Suppose I have one robot with two 3D position sensors based on different physical principles and I want to run them through a Kalman filter. I construct an observation matrix two represent my two sensors by vertically concatenating two identity matrices.
$H = \begin{bmatrix} 1&0&0\\0&1&0\\0&0&1\\1&0&0\\0&1&0\\0&0&1 \end{bmatrix}$ $\hspace{20pt}$ $\overrightarrow x = \begin{bmatrix} x\\y\\z \end{bmatrix}$
so that
$H \overrightarrow x = \begin{bmatrix} x\\y\\z\\x\\y\\z \end{bmatrix}$
which represents both sensors reading the exact position of the robot. Makes sense so far. The problem comes when I compute the innovation covariance
$S_k = R + HP_{k|k-1}H^T$
Since
$H H^T = \begin{bmatrix} 1 & 0 & 0 & 0 & 0 & 1 \\ 0 & 1 & 0 & 1 & 0 & 0 \\ 0 & 0 & 1 & 0 & 1 & 0 \\ 0 & 1 & 0 & 1 & 0 & 0 \\ 0 & 0 & 1 & 0 & 1 & 0 \\ 1 & 0 & 0 & 0 & 0 & 1 \\ \end{bmatrix}$
then, no matter what $P$ is, I'm going to wind up with $x$ innovations from the first sensor being correlated to $z$ innovations from the second, which seems intuitively wrong, if I'm interpreting this right.

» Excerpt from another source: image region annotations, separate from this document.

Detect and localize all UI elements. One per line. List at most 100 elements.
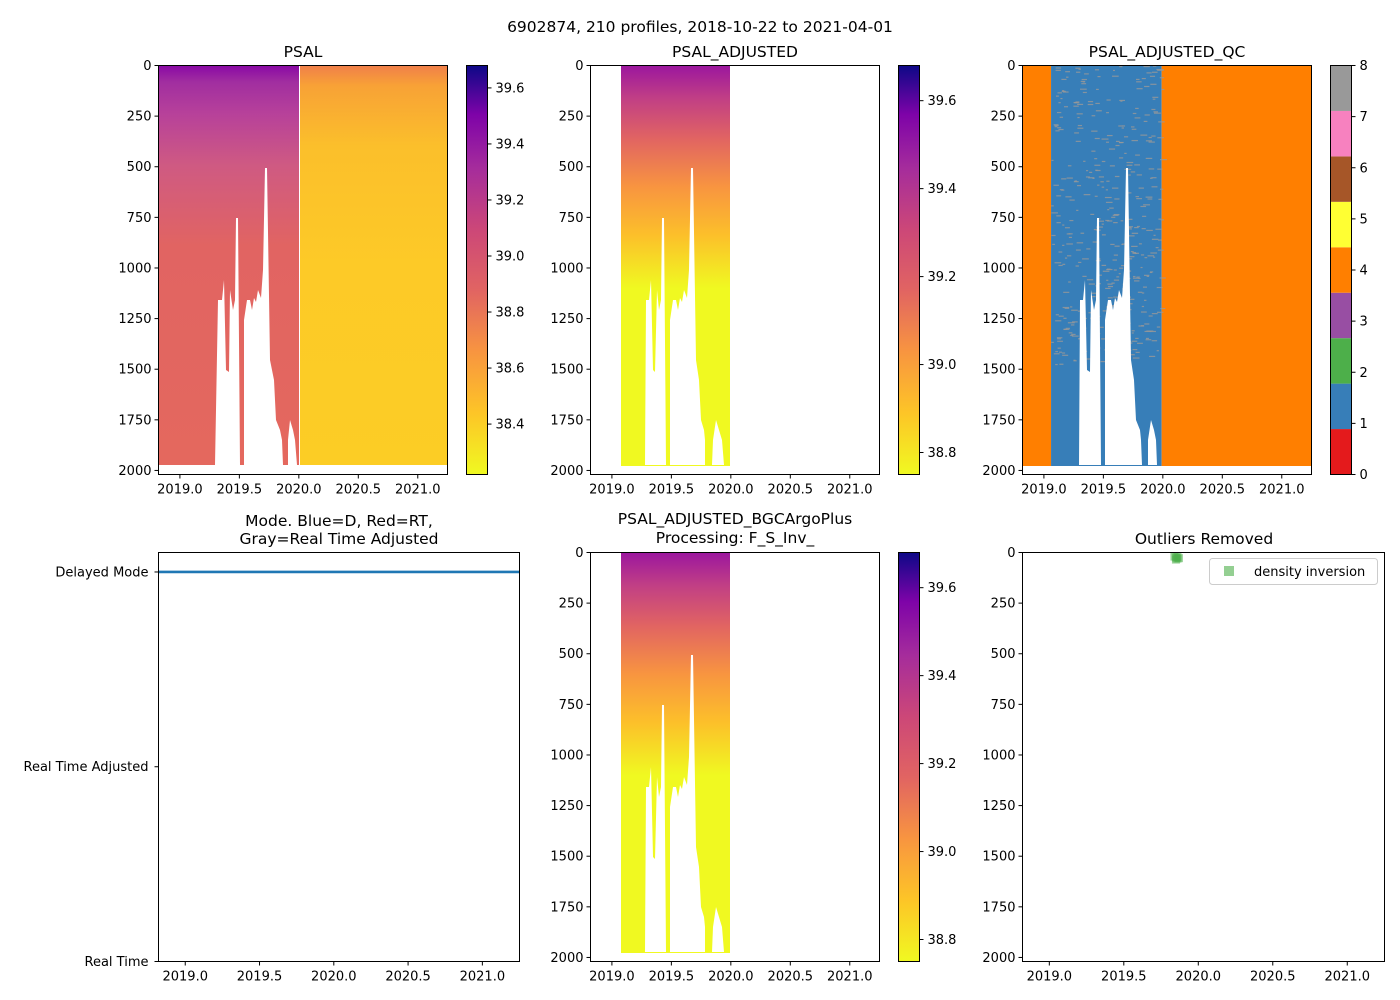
x-tick-label: 2019.5 <box>1101 970 1147 985</box>
qc-speckle <box>1132 348 1138 351</box>
qc-speckle <box>1158 121 1165 123</box>
qc-speckle <box>1145 339 1152 341</box>
y-tick-label: 500 <box>559 647 584 662</box>
qc-speckle <box>1131 330 1135 332</box>
qc-speckle <box>1140 311 1147 313</box>
y-tick-label: 1500 <box>550 850 583 865</box>
colorbar-tick-label: 5 <box>1360 212 1368 227</box>
y-ticks-outliers: 0 250 500 750 1000 1250 1500 1750 2000 <box>982 546 1023 966</box>
qc-speckle <box>1145 157 1153 160</box>
qc-speckle <box>1057 340 1063 342</box>
qc-speckle <box>1106 279 1109 281</box>
y-tick-label: 1500 <box>118 363 151 378</box>
qc-speckle <box>1056 111 1062 114</box>
qc-speckle <box>1143 120 1148 123</box>
colorbar-tick-label: 38.8 <box>496 306 525 321</box>
qc-speckle <box>1054 124 1059 127</box>
qc-speckle <box>1071 333 1076 336</box>
y-tick-label: 2000 <box>118 464 151 479</box>
qc-speckle <box>1064 227 1070 229</box>
qc-speckle <box>1091 150 1096 152</box>
qc-speckle <box>1057 127 1062 129</box>
qc-speckle <box>1063 328 1068 330</box>
qc-speckle <box>1070 324 1075 326</box>
qc-speckle <box>1065 71 1070 73</box>
qc-speckle <box>1056 195 1062 197</box>
qc-colorbar-class-7 <box>1330 110 1352 157</box>
outlier-point <box>1173 552 1182 561</box>
qc-speckle <box>1099 326 1104 328</box>
qc-speckle <box>1109 165 1115 167</box>
colorbar-tick-label: 7 <box>1360 110 1368 125</box>
qc-speckle <box>1062 306 1070 309</box>
qc-segment-flag-4 <box>1161 65 1312 467</box>
qc-speckle <box>1094 69 1100 71</box>
qc-speckle <box>1055 350 1058 353</box>
qc-speckle <box>1134 252 1137 255</box>
x-tick-label: 2020.5 <box>768 483 814 498</box>
qc-speckle <box>1153 256 1156 258</box>
panel-title-bgc-line2: Processing: F_S_Inv_ <box>656 529 815 548</box>
y-tick-label: 250 <box>991 597 1016 612</box>
qc-speckle <box>1076 209 1079 211</box>
qc-speckle <box>1058 102 1061 104</box>
y-ticks-mode: Real Time Real Time Adjusted Delayed Mode <box>24 565 159 970</box>
psal-adjusted-deep-gap <box>621 466 731 474</box>
qc-speckle <box>1151 340 1158 342</box>
legend-outliers: density inversion <box>1209 558 1378 585</box>
qc-speckle <box>1086 279 1094 281</box>
qc-speckle <box>1146 72 1152 74</box>
x-tick-label: 2020.0 <box>708 970 754 985</box>
y-tick-label: 500 <box>991 647 1016 662</box>
panel-title-mode-line2: Gray=Real Time Adjusted <box>239 530 438 548</box>
qc-speckle <box>1144 257 1148 259</box>
qc-speckle <box>1078 68 1081 70</box>
qc-speckle <box>1082 275 1087 277</box>
qc-speckle <box>1150 271 1154 273</box>
qc-speckle <box>1082 258 1089 260</box>
qc-speckle <box>1066 177 1073 179</box>
qc-speckle <box>1097 76 1101 78</box>
psal-segment-late <box>300 66 448 465</box>
qc-speckle <box>1130 171 1136 173</box>
colorbar-tick-label: 39.0 <box>928 845 957 860</box>
qc-speckle <box>1121 127 1125 129</box>
qc-speckle <box>1069 199 1075 201</box>
qc-speckle <box>1061 352 1066 354</box>
qc-speckle <box>1158 218 1162 220</box>
qc-speckle <box>1107 283 1113 285</box>
qc-speckle <box>1098 258 1101 260</box>
colorbar-tick-label: 38.4 <box>496 418 525 433</box>
qc-speckle <box>1066 255 1072 257</box>
qc-speckle <box>1059 189 1064 191</box>
qc-speckle <box>1128 298 1135 300</box>
qc-speckle <box>1134 117 1141 119</box>
qc-speckle <box>1148 141 1155 143</box>
qc-speckle <box>1149 177 1153 179</box>
qc-speckle <box>1140 205 1147 208</box>
qc-speckle <box>1141 292 1145 294</box>
qc-speckle <box>1112 259 1117 261</box>
qc-speckle <box>1051 205 1054 207</box>
qc-speckle <box>1070 334 1074 337</box>
y-tick-label: 1750 <box>550 900 583 915</box>
y-tick-label: 1000 <box>982 261 1015 276</box>
qc-speckle <box>1144 85 1150 88</box>
qc-speckle <box>1051 159 1054 162</box>
colorbar-gradient-psal-adjusted <box>898 65 920 475</box>
x-tick-label: 2019.5 <box>217 483 263 498</box>
qc-speckle <box>1149 75 1156 77</box>
qc-speckle <box>1132 275 1136 278</box>
qc-speckle <box>1122 125 1126 127</box>
qc-speckle <box>1127 303 1133 305</box>
qc-speckle <box>1128 174 1131 176</box>
qc-speckle <box>1085 358 1091 360</box>
qc-speckle <box>1104 196 1112 199</box>
panel-title-mode-line1: Mode. Blue=D, Red=RT, <box>245 512 433 530</box>
qc-speckle <box>1053 124 1059 126</box>
qc-speckle <box>1151 108 1156 111</box>
qc-speckle <box>1119 65 1123 68</box>
qc-speckle <box>1072 321 1078 323</box>
qc-speckle <box>1118 273 1121 275</box>
x-tick-label: 2019.5 <box>649 970 695 985</box>
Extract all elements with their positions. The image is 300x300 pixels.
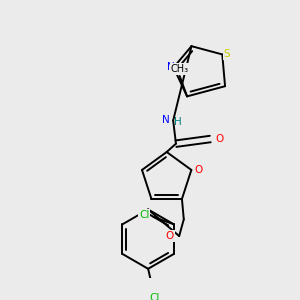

Proceeding from here, my gain matrix ($K = P_{k|k-1} H^T S_k^{-1}$) winds up doing some pretty odd stuff (swapping rows and the like) so that, when updating a static system ($A = I_3, B = [0]$) with a constant measurement $\overrightarrow z = [1,0,0]$ I wind up with a predicted state $\hat x = [0,0,1]$.
If I separate the sensors and update the filter with each measurement separately, then $H H^T = I_3$, and I get sensible results.
I think I am confused about some technical points in one or more of these steps. Where am I going wrong? Does it not make sense to vertically concatenate the observation matrices?
I suppose that I could just set the off-diagonal 3x3 blocks of $S_k$ to 0, since I know that the sensors are independent, but is there anything in the theory that suggests or incorporates this step?